The former MLDB Enterprise Edition, the MLDB Docker Containers, and the MLDB Hub are no longer being maintained. Please don't use them.

Join the chat at https://gitter.im/mldbai/mldb

MLDB is an open-source database designed for machine learning. You can install it as a command-line tool wherever you want and either run as a script or send it commands over a RESTful API to store data, explore it using SQL, then train machine learning models and expose them as APIs. More information is available at http://mldb.ai

This repository contains the source code for MLDB, which can be used to build MLDB. Building MLDB is the only way to get an up to date version. It can be built and run on Linux or OSX, on Intel, ARM or Apple processors. The CI/CD pipeline is hosted on GitLab.

Please create a Github Issue or chat with us on Gitter if you have any questions or encounter problems while building or running MLDB. Be mindful that it's open source and that everyone working on it has a day job.

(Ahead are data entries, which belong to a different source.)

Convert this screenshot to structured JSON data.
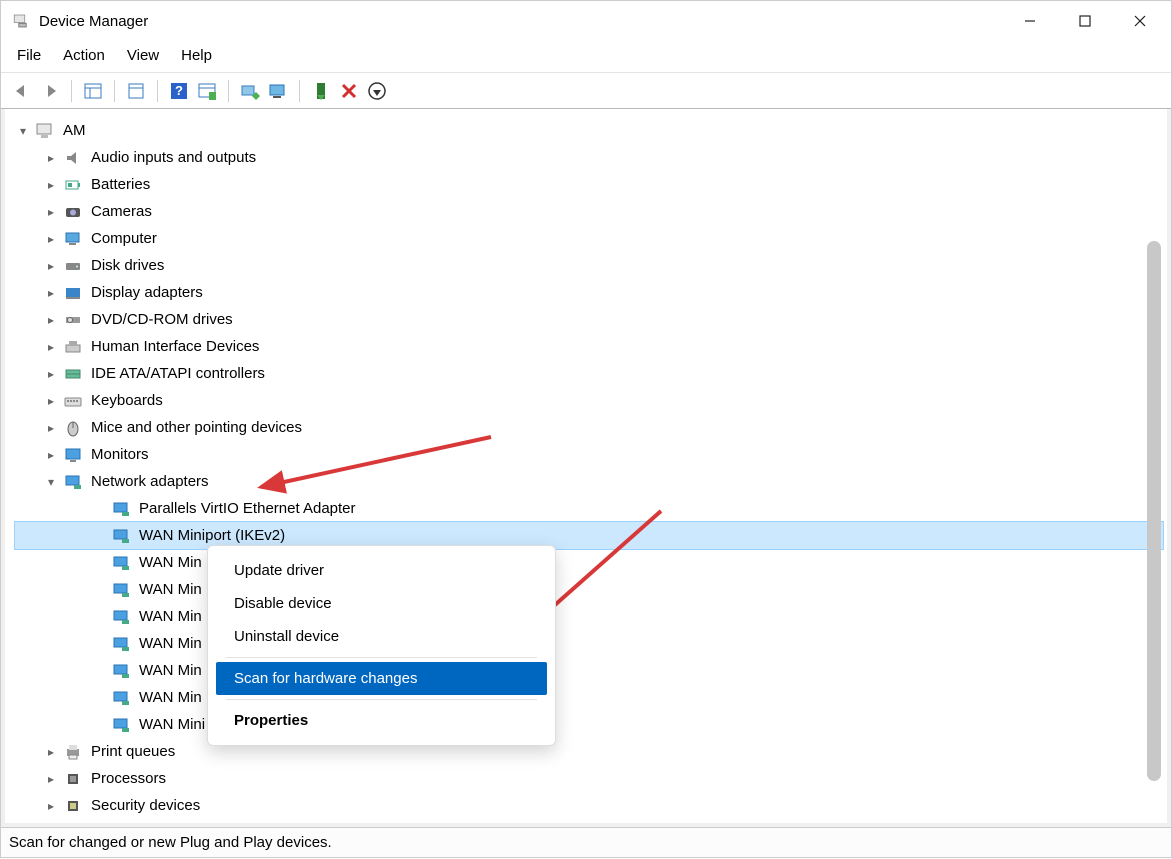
{
  "window": {
    "title": "Device Manager"
  },
  "menu": {
    "file": "File",
    "action": "Action",
    "view": "View",
    "help": "Help"
  },
  "tree": {
    "root": "AM",
    "categories": [
      "Audio inputs and outputs",
      "Batteries",
      "Cameras",
      "Computer",
      "Disk drives",
      "Display adapters",
      "DVD/CD-ROM drives",
      "Human Interface Devices",
      "IDE ATA/ATAPI controllers",
      "Keyboards",
      "Mice and other pointing devices",
      "Monitors",
      "Network adapters",
      "Print queues",
      "Processors",
      "Security devices"
    ],
    "network_adapters": [
      "Parallels VirtIO Ethernet Adapter",
      "WAN Miniport (IKEv2)",
      "WAN Min",
      "WAN Min",
      "WAN Min",
      "WAN Min",
      "WAN Min",
      "WAN Min",
      "WAN Mini"
    ]
  },
  "context": {
    "update": "Update driver",
    "disable": "Disable device",
    "uninstall": "Uninstall device",
    "scan": "Scan for hardware changes",
    "properties": "Properties"
  },
  "status": "Scan for changed or new Plug and Play devices.",
  "icons": {
    "computer": "computer-icon"
  }
}
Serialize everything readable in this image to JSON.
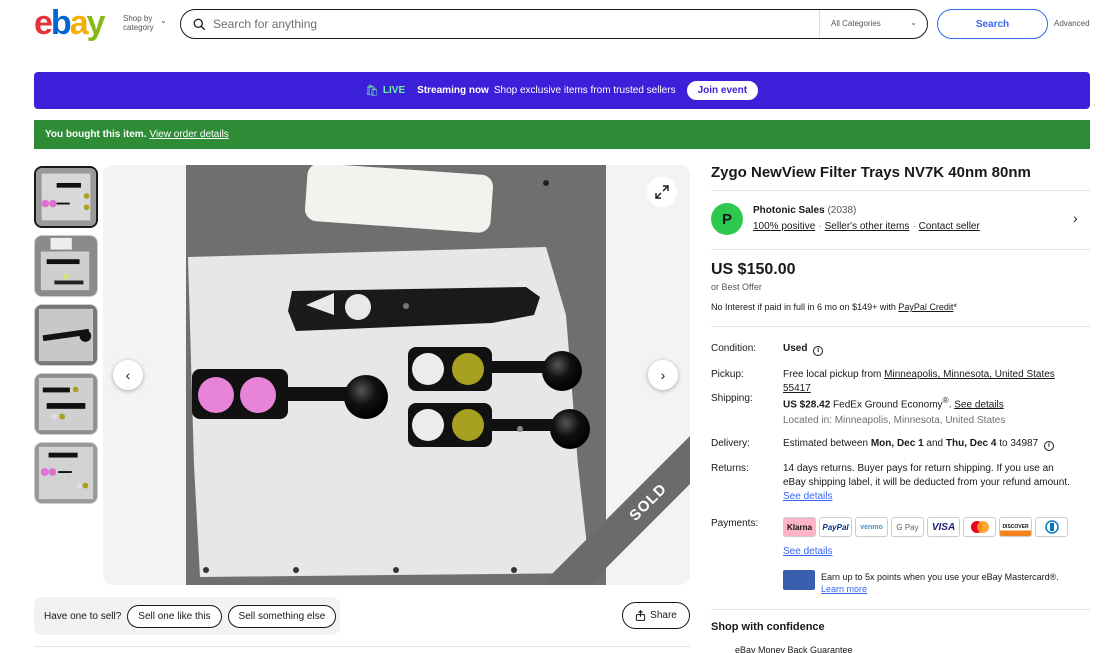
{
  "header": {
    "logo_letters": [
      "e",
      "b",
      "a",
      "y"
    ],
    "logo_colors": [
      "#e53238",
      "#0064d2",
      "#f5af02",
      "#86b817"
    ],
    "shop_by_label": "Shop by category",
    "search_placeholder": "Search for anything",
    "category_selected": "All Categories",
    "search_button": "Search",
    "advanced_link": "Advanced"
  },
  "live_banner": {
    "live_label": "LIVE",
    "streaming": "Streaming now",
    "text": "Shop exclusive items from trusted sellers",
    "join_button": "Join event",
    "bg_color": "#3c1fd8"
  },
  "bought_bar": {
    "text": "You bought this item.",
    "link": "View order details",
    "bg_color": "#2e8b36"
  },
  "gallery": {
    "thumbnail_count": 5,
    "sold_label": "SOLD"
  },
  "sell_bar": {
    "question": "Have one to sell?",
    "sell_like_this": "Sell one like this",
    "sell_else": "Sell something else"
  },
  "share_label": "Share",
  "listing": {
    "title": "Zygo NewView Filter Trays NV7K 40nm 80nm",
    "seller": {
      "initial": "P",
      "name": "Photonic Sales",
      "feedback_count": "(2038)",
      "positive": "100% positive",
      "other_items": "Seller's other items",
      "contact": "Contact seller"
    },
    "price": "US $150.00",
    "best_offer": "or Best Offer",
    "financing_prefix": "No Interest if paid in full in 6 mo on $149+ with",
    "financing_link": "PayPal Credit",
    "financing_suffix": "*"
  },
  "specs": {
    "condition_label": "Condition:",
    "condition_value": "Used",
    "pickup_label": "Pickup:",
    "pickup_prefix": "Free local pickup from",
    "pickup_location": "Minneapolis, Minnesota, United States 55417",
    "shipping_label": "Shipping:",
    "shipping_price": "US $28.42",
    "shipping_method": "FedEx Ground Economy",
    "shipping_sup": "®",
    "shipping_details": "See details",
    "located_in": "Located in: Minneapolis, Minnesota, United States",
    "delivery_label": "Delivery:",
    "delivery_prefix": "Estimated between",
    "delivery_start": "Mon, Dec 1",
    "delivery_and": "and",
    "delivery_end": "Thu, Dec 4",
    "delivery_to": "to 34987",
    "returns_label": "Returns:",
    "returns_text": "14 days returns. Buyer pays for return shipping. If you use an eBay shipping label, it will be deducted from your refund amount.",
    "returns_details": "See details",
    "payments_label": "Payments:",
    "payment_methods": [
      "Klarna",
      "PayPal",
      "venmo",
      "G Pay",
      "VISA",
      "MC",
      "DISCOVER",
      "Diners"
    ],
    "payments_details": "See details",
    "mastercard_promo": "Earn up to 5x points when you use your eBay Mastercard®.",
    "learn_more": "Learn more"
  },
  "confidence": {
    "heading": "Shop with confidence",
    "guarantee": "eBay Money Back Guarantee"
  }
}
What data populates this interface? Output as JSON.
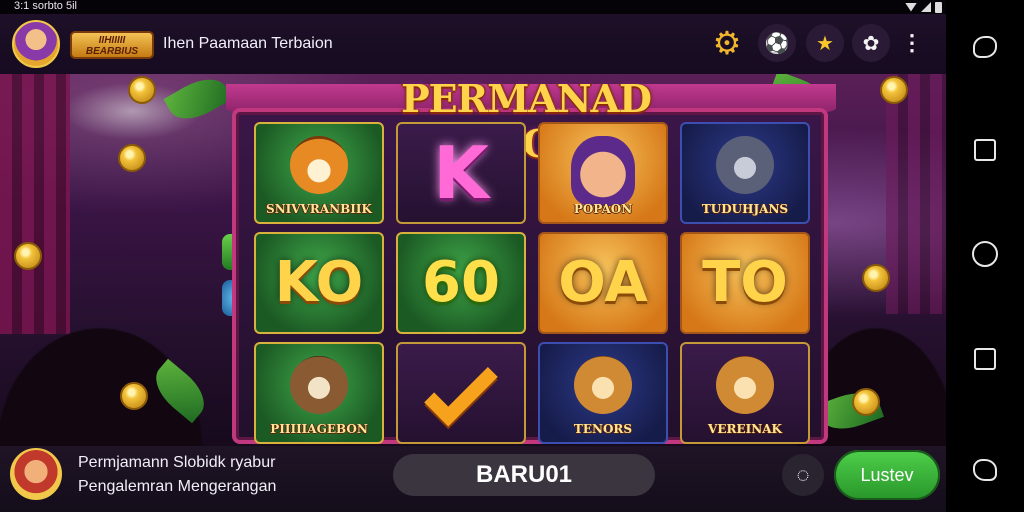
{
  "status_bar": {
    "left_text": "3:1 sorbto 5il"
  },
  "header": {
    "badge_text": "IIHIIIII BEARBIUS",
    "title": "Ihen Paamaan Terbaion"
  },
  "game": {
    "title": "PERMANAD SLOT",
    "reels": [
      {
        "cells": [
          {
            "type": "symbol",
            "style": "g",
            "face": "tiger",
            "label": "SNIVVRANBIIK"
          },
          {
            "type": "text",
            "style": "g",
            "text": "KO"
          },
          {
            "type": "symbol",
            "style": "g",
            "face": "cat",
            "label": "PIIIIIAGEBON"
          }
        ]
      },
      {
        "cells": [
          {
            "type": "text",
            "style": "p",
            "text": "K",
            "variant": "k"
          },
          {
            "type": "text",
            "style": "g",
            "text": "60",
            "variant": "g60"
          },
          {
            "type": "check",
            "style": "p"
          }
        ]
      },
      {
        "cells": [
          {
            "type": "symbol",
            "style": "o",
            "face": "woman",
            "label": "POPAON"
          },
          {
            "type": "text",
            "style": "o",
            "text": "OA"
          },
          {
            "type": "symbol",
            "style": "b",
            "face": "lion",
            "label": "TENORS"
          }
        ]
      },
      {
        "cells": [
          {
            "type": "symbol",
            "style": "b",
            "face": "wolf",
            "label": "TUDUHJANS"
          },
          {
            "type": "text",
            "style": "o",
            "text": "TO"
          },
          {
            "type": "symbol",
            "style": "p",
            "face": "lion",
            "label": "VEREINAK"
          }
        ]
      }
    ]
  },
  "bottom_bar": {
    "promo_line1": "Permjamann Slobidk ryabur",
    "promo_line2": "Pengalemran Mengerangan",
    "code_value": "BARU01",
    "cta_label": "Lustev"
  },
  "colors": {
    "accent": "#f2b62c",
    "cta_green": "#3cba3a",
    "curtain": "#c2387f"
  },
  "icons": {
    "header": [
      "gear-icon",
      "soccer-ball-icon",
      "star-icon",
      "settings-icon",
      "more-vertical-icon"
    ],
    "nav": [
      "assistant-icon",
      "square-icon",
      "home-icon",
      "recents-icon",
      "puzzle-icon"
    ],
    "bottom": [
      "chat-icon"
    ]
  }
}
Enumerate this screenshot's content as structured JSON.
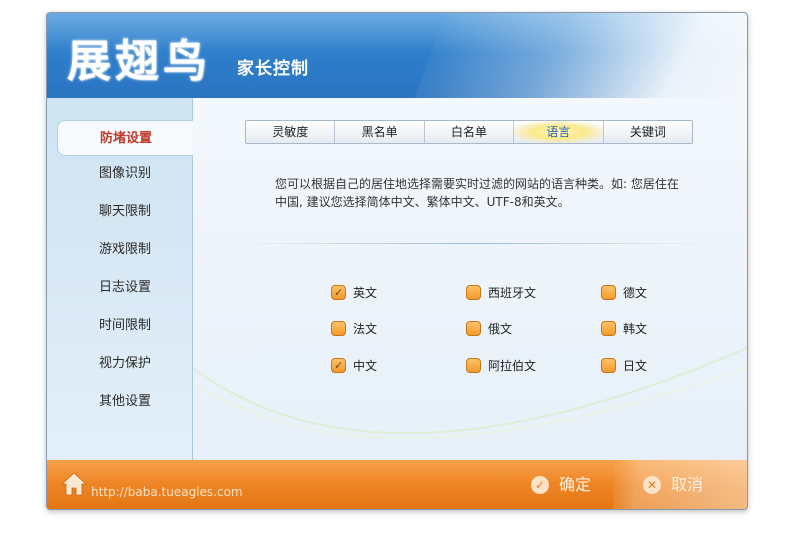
{
  "header": {
    "logo": "展翅鸟",
    "subtitle": "家长控制"
  },
  "sidebar": {
    "items": [
      {
        "label": "防堵设置",
        "active": true
      },
      {
        "label": "图像识别"
      },
      {
        "label": "聊天限制"
      },
      {
        "label": "游戏限制"
      },
      {
        "label": "日志设置"
      },
      {
        "label": "时间限制"
      },
      {
        "label": "视力保护"
      },
      {
        "label": "其他设置"
      }
    ]
  },
  "tabs": [
    {
      "label": "灵敏度"
    },
    {
      "label": "黑名单"
    },
    {
      "label": "白名单"
    },
    {
      "label": "语言",
      "active": true
    },
    {
      "label": "关键词"
    }
  ],
  "main": {
    "description": "您可以根据自己的居住地选择需要实时过滤的网站的语言种类。如: 您居住在中国, 建议您选择简体中文、繁体中文、UTF-8和英文。",
    "languages": [
      {
        "label": "英文",
        "checked": true
      },
      {
        "label": "西班牙文",
        "checked": false
      },
      {
        "label": "德文",
        "checked": false
      },
      {
        "label": "法文",
        "checked": false
      },
      {
        "label": "俄文",
        "checked": false
      },
      {
        "label": "韩文",
        "checked": false
      },
      {
        "label": "中文",
        "checked": true
      },
      {
        "label": "阿拉伯文",
        "checked": false
      },
      {
        "label": "日文",
        "checked": false
      }
    ]
  },
  "footer": {
    "url": "http://baba.tueagles.com",
    "confirm_label": "确定",
    "cancel_label": "取消"
  },
  "colors": {
    "header_blue": "#2f7fcc",
    "footer_orange": "#ee8424",
    "active_red": "#c0392b",
    "checkbox_orange": "#f39a2a"
  }
}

What's interesting about MLDB?

MLDB contains some interesting concepts:

  • A dialect of SQL that is useful for machine learning
  • High efficiency implementations of data loading, training of classical ML algorithms and predition endpoints
  • Dataset abstractions that can effectivly model many kinds of real-world data (tabular, sparse, behavioral, logfiles, ...)
  • A data model and type system designed for ML, including nested structures, embeddings and tensors as data types
  • Everything-is-a-table, allowing manipulation and introspection of ML models
  • Lock-free and high performance REST endpoints
  • Extensibility via plugins, in C++, Python and Javascript

It is used to explore the following research topics:

  • High memory efficient data storage
  • High speed training of ML algorithms
  • Memory mappable data structures
  • Abstractions for compute-independent processing

Currently, MLDB is being rearchitected as a much smaller core with all of the other functionality implemented as plugins, and designed to run on a broader set of deployment platforms.

The ultimate vision for MLDB is as a machine-learning "anti-plaform": MLDB will make it easy to create and deploy machine learning solutions by allowing them to be manipulated and transformed outside of the platforms on which they are created and specialized to their runtime environment.

Documentation

Raw Markdown documentation files are located under container_files/public_html/doc and you can browse them on Github or you can browse the full-rendered version at https://docs.mldb.ai. This documentation is for the last commercial release, and so is out of date, but is still generally helpful.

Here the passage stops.